The so-called ‘tapping technique’ or Faster EFT (Emotionally Focused Transformations) involves tapping on certain pressure points on the body as a means to release anxiety.

Mureithi believes that this simple technique that he describes as “outwardly very simple but simply profound”, could help Kenyans relieve stress in the aftermath of the election.

“In a country where there is one psychiatrist for every half a million people and the average Kenyan cannot afford a basic counsellor that is 2000 KES or 17 euros, you need to introduce these alternative modalities of healing,” says Mureithi.

Inter-ethnic tensions are still high in Kenya and some fear that tensions could erupt over the upcoming elections on 4 March 2013.

There is a likelihood, says Mureithi, that there is going to be violence. Why? "Because the violence within people’s hearts has not been addressed, resolved and released.”

During the last elections, the violence was sparked by claims that the elections had been rigged.
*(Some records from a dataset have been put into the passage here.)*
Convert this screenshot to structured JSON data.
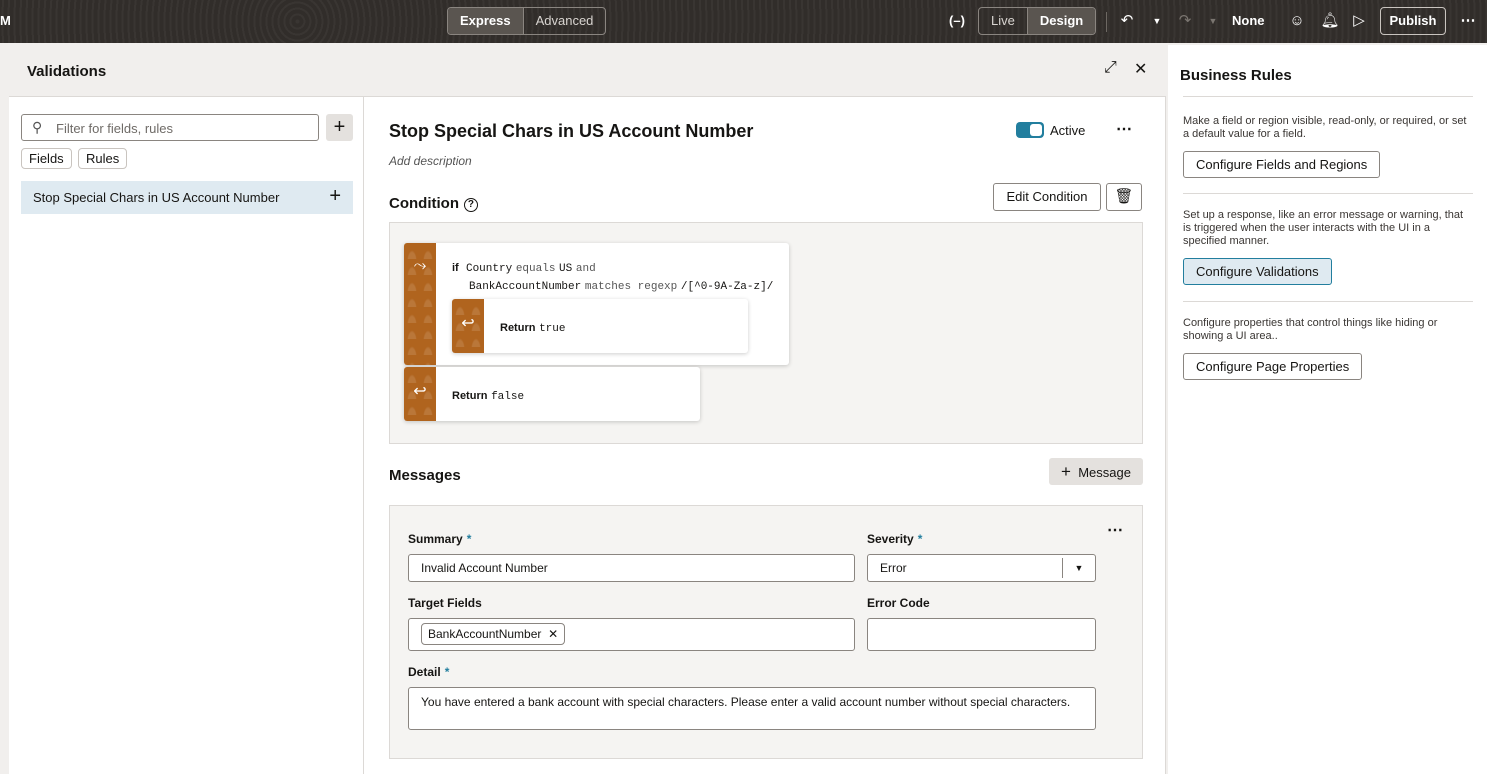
{
  "topbar": {
    "brand": "M",
    "mode_tabs": [
      "Express",
      "Advanced"
    ],
    "view_tabs": [
      "Live",
      "Design"
    ],
    "variable_label": "(–)",
    "none_label": "None",
    "publish": "Publish"
  },
  "panel": {
    "title": "Validations",
    "filter_placeholder": "Filter for fields, rules",
    "chips": [
      "Fields",
      "Rules"
    ],
    "rule_item": "Stop Special Chars in US Account Number"
  },
  "rule": {
    "title": "Stop Special Chars in US Account Number",
    "active_label": "Active",
    "description": "Add description",
    "condition_label": "Condition",
    "edit_condition": "Edit Condition",
    "if_kw": "if",
    "field1": "Country",
    "op1": "equals",
    "val1": "US",
    "and": "and",
    "field2": "BankAccountNumber",
    "op2": "matches regexp",
    "val2": "/[^0-9A-Za-z]/",
    "return_kw": "Return",
    "return_true": "true",
    "return_false": "false"
  },
  "messages": {
    "label": "Messages",
    "add_button": "Message",
    "summary_label": "Summary",
    "summary_value": "Invalid Account Number",
    "severity_label": "Severity",
    "severity_value": "Error",
    "target_label": "Target Fields",
    "target_tag": "BankAccountNumber",
    "error_code_label": "Error Code",
    "detail_label": "Detail",
    "detail_value": "You have entered a bank account with special characters. Please enter a valid account number without special characters.",
    "required_mark": "*"
  },
  "business_rules": {
    "title": "Business Rules",
    "sections": [
      {
        "text": "Make a field or region visible, read-only, or required, or set a default value for a field.",
        "button": "Configure Fields and Regions"
      },
      {
        "text": "Set up a response, like an error message or warning, that is triggered when the user interacts with the UI in a specified manner.",
        "button": "Configure Validations"
      },
      {
        "text": "Configure properties that control things like hiding or showing a UI area..",
        "button": "Configure Page Properties"
      }
    ]
  },
  "colors": {
    "accent": "#227e9e",
    "block": "#b0641e",
    "topbar": "#312d2a"
  }
}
Local media are also believed to have stoked tensions by engaging in hate speech.

One of the worst episodes saw a mob attack and set fire to a church in the town of Eldoret in the Rift Valley Province, where hundreds of people were taking refuge from post-electoral massacres. Fighting also climaxed in the poorer neighbourhoods and slums, such as Kibera.

Mureithi hopes his film will reach as many people as possible and encourage a message of peace. He gave several hundred copies to DVD vendors free of charge, in the hope they would distribute them across the country.

There have also been screenings in the Kibera slums and it can be viewed on YouTube.

Patrick Mureithi is Artist in Residence at Dury Universit in Springfield, Missouri, USA.